Millennials (or Generation Y) are currently the youngest adult age grouping used in generational analysis of data. With some minor variations, they are defined as those born in the year 1980 and onwards; for example, Pew Research Center defines them as those born in 1981 and after. Ipsos defines millennials as those born 1980-1995.
As a generational cohort, their outlook on life and preferences have been shaped by growing up in an environment very different to their parents, characterised by the emergence and growth of the internet, along with rapidly changing social attitudes. Typically, the term "millennial" has greater applicability in established markets, most notably the US, UK and western Europe, as the experiences of those born after 1980 in these countries are the most similar.
Millennials' influence in society has grown with the size of their generation. For instance, in 2015 they became the largest generation in the US workforce, with 75.4 million Millennial workers compared to 74.9 million in Generation X (Pew 2015), and they are an increasing proportion of the market for many goods and services – Forbes Magazine estimated that US Millennials alone will have $200bn in spending power by 2017 (Forbes 2015). As a result they are a key interest group for many clients, and a lot of research and thought pieces claim to reveal their preferences and tastes.
The Ipsos Point of View explores the myths and realities of the Millennial Generation, posing the key questions that any generational analysis will need to address:
Is the observed millennial difference cohort-based (unique to this generation), or age-based (true of all young people, regardless of generation)?
How do Millennials compare to Generation X in the nineties, when Gen X were the age Millennials are now?
How do older millennials differ from younger millennials? A number of classifications split Millennials into smaller groups, often according to how "digitally native" their formative experiences were.

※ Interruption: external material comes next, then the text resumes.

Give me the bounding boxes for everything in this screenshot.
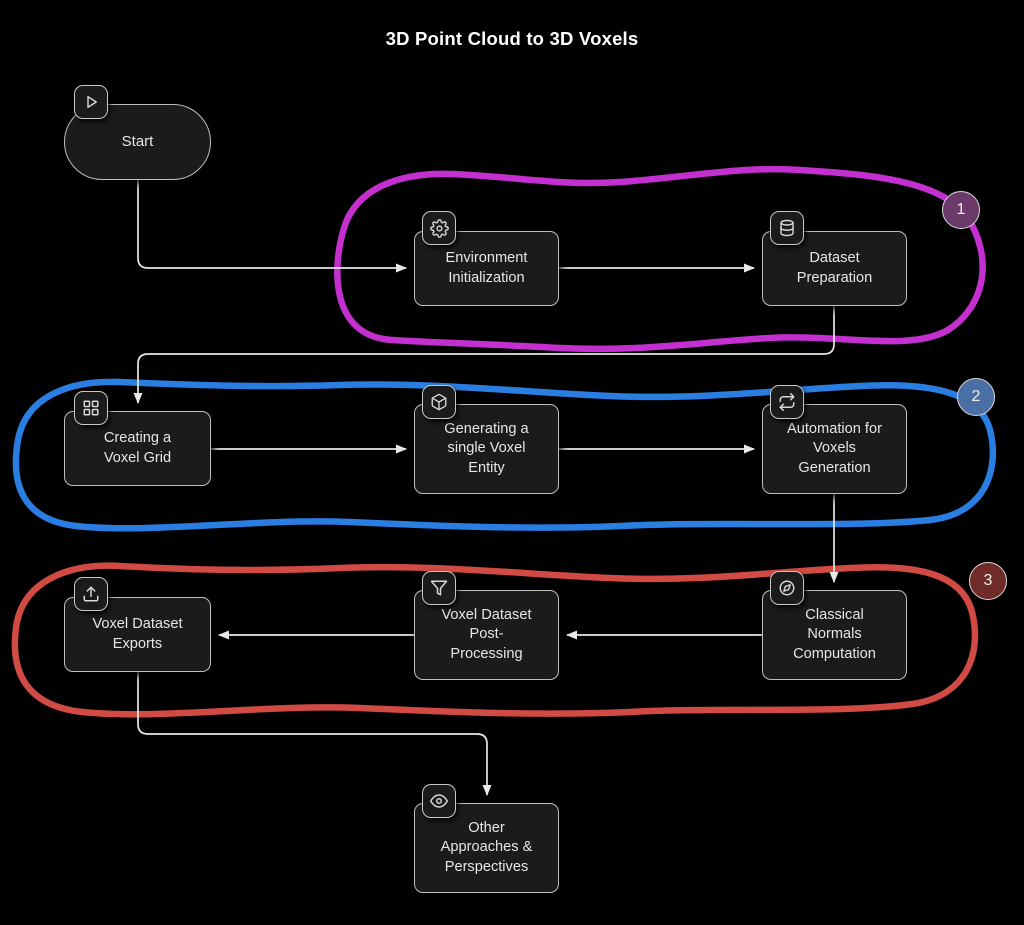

Whilst there is a broad consensus on when the Millennial generation started, there is less agreement on when it ends. Whilst some organisations currently do not define an end-date for the Millennial generation, others have argued that a new generation (tentatively called "Generation Z") began between 1995 and 2000 (Pew, McCrindle). The Ipsos definition for Generation Z is those born from 1996 onwards. It will be some years before the characteristics of this next generation can be defined, as whenever the generational cut-off is set, the majority of this generation are aged under 18 and so are currently excluded from most quantitative research.